Whitehall bent over Max, opened his airway and started to breathe for him.
The wail of the second ambulance siren was loud now. It had turned onto the mine road. Byrne, at the cruiser fetching naloxone, was caught in its headlights. He waited till it was adjacent, then quickly filled the attendants in before rushing down the embankment. He spotted Whitehall and joined her.
“Second ambulance is here,” he said as he quickly prepped the naloxone shot and jabbed it into Max’s thigh. “They’re bringing the stretcher.”
“Now, we wait,” said Byrne, fingers on Max’s carotid, eyes were on his wristwatch. Whitehall continued with the breathing.

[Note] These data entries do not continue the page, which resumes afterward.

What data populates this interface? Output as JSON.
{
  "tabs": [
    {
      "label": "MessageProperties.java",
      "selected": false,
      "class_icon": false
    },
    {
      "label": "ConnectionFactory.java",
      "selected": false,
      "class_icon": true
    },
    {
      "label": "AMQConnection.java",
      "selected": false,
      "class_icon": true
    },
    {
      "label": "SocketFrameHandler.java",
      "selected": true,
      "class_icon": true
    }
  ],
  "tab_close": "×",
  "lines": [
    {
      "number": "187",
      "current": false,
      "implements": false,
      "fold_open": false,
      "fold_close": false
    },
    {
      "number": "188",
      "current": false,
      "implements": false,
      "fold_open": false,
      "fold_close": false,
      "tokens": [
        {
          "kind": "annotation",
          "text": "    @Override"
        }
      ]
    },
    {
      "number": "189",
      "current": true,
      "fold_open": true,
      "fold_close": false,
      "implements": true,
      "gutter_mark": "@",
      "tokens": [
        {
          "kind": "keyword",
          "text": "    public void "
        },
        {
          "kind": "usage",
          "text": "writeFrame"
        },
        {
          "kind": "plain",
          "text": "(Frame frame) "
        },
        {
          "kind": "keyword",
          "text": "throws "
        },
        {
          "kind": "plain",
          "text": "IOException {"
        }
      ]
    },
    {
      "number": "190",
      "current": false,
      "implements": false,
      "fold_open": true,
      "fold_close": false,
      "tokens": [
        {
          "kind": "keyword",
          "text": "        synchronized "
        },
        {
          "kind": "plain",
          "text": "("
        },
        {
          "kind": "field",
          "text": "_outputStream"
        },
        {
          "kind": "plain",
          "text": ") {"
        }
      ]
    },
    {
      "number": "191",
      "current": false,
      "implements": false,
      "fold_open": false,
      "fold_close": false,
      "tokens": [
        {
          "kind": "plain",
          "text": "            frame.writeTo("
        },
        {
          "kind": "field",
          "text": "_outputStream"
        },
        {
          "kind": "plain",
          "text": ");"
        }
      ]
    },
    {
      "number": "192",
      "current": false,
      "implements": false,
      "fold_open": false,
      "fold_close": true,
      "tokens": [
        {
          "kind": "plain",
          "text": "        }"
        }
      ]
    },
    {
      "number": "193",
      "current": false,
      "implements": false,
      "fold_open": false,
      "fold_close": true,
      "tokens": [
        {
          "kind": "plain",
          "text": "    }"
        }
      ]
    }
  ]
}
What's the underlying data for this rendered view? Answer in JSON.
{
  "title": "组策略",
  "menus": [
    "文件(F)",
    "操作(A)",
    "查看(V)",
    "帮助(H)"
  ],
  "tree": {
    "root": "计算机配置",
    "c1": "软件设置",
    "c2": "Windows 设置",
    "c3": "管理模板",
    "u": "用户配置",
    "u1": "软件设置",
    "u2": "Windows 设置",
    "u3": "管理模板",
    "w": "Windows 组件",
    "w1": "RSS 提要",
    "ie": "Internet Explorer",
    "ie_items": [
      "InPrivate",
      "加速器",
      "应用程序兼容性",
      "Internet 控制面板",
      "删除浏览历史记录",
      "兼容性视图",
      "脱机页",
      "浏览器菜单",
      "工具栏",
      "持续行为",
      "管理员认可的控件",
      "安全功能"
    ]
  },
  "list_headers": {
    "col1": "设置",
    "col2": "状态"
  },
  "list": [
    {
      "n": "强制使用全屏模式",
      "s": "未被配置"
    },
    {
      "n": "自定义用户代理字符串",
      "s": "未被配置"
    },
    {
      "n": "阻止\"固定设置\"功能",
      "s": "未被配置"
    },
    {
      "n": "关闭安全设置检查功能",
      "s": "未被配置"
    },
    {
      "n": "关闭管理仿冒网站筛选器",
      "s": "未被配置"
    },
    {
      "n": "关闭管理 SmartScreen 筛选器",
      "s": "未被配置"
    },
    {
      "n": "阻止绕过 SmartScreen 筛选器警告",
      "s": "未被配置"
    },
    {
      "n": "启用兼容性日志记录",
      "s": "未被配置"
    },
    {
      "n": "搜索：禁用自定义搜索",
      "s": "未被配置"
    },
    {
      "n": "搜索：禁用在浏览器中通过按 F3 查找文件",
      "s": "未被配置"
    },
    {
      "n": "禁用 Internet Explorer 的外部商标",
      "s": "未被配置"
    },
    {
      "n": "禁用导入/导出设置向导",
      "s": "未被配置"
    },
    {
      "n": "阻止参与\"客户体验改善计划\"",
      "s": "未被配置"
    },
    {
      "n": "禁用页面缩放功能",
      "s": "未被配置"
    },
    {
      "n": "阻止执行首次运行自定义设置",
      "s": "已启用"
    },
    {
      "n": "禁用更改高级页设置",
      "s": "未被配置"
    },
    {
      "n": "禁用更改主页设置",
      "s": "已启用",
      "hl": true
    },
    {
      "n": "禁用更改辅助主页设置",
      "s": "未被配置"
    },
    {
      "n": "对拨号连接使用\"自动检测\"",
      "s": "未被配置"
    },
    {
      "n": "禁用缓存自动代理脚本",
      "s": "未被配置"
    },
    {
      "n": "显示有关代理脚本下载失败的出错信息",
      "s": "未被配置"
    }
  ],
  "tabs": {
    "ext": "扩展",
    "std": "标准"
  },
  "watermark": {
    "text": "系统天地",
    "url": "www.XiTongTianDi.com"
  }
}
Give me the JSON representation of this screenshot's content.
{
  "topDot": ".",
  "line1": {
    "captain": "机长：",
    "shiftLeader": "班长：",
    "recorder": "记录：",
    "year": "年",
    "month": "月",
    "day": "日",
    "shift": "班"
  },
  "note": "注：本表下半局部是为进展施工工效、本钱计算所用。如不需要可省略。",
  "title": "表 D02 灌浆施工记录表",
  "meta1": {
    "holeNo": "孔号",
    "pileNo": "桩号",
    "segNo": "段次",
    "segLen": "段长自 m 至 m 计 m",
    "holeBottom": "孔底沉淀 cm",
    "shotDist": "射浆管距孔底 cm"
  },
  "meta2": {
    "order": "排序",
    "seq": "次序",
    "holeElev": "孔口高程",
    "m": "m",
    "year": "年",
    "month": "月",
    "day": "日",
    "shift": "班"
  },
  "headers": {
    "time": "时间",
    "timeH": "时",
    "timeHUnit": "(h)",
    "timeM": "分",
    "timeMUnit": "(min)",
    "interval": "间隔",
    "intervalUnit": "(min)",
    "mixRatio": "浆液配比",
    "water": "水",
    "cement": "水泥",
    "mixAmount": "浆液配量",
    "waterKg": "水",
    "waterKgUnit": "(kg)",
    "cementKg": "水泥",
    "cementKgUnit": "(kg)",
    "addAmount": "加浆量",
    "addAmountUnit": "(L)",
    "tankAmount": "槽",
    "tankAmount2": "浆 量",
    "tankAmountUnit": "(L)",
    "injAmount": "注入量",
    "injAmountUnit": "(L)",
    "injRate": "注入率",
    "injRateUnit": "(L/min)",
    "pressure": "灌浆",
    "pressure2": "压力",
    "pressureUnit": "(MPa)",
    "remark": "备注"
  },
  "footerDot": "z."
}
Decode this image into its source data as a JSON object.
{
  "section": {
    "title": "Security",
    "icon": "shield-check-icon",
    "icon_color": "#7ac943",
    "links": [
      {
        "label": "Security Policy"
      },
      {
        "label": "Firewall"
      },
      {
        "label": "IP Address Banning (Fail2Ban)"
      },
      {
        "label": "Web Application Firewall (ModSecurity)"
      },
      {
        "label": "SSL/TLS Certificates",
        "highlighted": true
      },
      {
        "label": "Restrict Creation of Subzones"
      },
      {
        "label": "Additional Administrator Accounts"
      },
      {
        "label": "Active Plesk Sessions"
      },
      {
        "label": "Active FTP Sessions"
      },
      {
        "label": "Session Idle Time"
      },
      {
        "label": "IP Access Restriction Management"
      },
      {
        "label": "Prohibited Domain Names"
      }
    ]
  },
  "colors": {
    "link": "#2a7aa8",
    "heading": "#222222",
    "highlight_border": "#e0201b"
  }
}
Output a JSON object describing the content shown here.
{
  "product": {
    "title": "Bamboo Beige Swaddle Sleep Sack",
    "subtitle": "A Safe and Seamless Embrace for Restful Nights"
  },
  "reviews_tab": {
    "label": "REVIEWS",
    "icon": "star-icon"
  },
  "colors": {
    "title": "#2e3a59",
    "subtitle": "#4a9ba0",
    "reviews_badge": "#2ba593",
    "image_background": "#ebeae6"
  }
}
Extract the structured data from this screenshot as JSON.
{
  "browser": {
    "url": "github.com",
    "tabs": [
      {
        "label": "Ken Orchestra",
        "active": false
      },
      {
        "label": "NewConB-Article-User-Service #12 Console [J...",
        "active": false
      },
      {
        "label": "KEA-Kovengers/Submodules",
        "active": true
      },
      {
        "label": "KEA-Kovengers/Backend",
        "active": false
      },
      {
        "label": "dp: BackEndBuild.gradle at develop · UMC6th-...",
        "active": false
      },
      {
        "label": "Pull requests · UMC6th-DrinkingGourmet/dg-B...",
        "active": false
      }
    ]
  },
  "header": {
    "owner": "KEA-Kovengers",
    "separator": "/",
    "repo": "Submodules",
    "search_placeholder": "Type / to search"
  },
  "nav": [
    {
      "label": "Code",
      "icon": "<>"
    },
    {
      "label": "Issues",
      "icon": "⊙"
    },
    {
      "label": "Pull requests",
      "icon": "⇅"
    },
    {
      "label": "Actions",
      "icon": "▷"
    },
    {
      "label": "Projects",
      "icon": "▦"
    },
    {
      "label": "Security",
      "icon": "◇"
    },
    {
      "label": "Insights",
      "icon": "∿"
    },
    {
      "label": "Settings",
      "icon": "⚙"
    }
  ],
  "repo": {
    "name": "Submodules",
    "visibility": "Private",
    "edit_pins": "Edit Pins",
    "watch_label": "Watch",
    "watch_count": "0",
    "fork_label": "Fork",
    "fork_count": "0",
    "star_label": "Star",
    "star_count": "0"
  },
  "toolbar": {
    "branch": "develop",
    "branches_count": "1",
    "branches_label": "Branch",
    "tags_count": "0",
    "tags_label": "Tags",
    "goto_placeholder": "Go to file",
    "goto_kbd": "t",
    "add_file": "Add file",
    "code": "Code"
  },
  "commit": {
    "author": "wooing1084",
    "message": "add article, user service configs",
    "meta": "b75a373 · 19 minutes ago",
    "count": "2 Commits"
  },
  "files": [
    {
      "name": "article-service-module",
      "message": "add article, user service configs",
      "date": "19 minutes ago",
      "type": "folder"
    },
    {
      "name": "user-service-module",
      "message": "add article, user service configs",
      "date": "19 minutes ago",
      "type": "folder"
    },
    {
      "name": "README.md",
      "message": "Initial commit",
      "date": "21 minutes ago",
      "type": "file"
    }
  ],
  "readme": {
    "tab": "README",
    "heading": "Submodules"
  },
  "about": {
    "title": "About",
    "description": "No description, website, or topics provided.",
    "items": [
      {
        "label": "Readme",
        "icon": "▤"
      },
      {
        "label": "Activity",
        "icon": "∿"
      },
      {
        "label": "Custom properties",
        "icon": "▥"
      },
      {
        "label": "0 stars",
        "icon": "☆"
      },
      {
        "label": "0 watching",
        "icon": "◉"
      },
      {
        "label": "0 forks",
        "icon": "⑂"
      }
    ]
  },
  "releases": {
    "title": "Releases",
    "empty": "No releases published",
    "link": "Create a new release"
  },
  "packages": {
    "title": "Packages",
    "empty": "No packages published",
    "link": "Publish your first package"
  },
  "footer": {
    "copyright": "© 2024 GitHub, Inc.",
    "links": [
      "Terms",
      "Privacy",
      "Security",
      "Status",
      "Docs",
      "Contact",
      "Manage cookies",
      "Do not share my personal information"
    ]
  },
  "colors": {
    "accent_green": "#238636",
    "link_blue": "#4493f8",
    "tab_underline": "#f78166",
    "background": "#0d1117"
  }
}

“Come on, buddy,” he whispered.
They were joined by the ambulance attendants carrying a stretcher. All eyes were on Max.
“How long has it been?” said one of the attendants.
“Nearly two minutes since I gave him the shot,” said Byrne, his fingertips on Max’s carotid.
“It can take a while,” said one of the attendants.
Almost another minute went by.
“We might be too late.”
In answer, Max moaned softly.
“He’s back!” yelled Byrne.
“Let’s get him to the hospital,” said Whitehall.
They quickly loaded Max onto the stretcher and the four of them headed uphill as fast as they could go.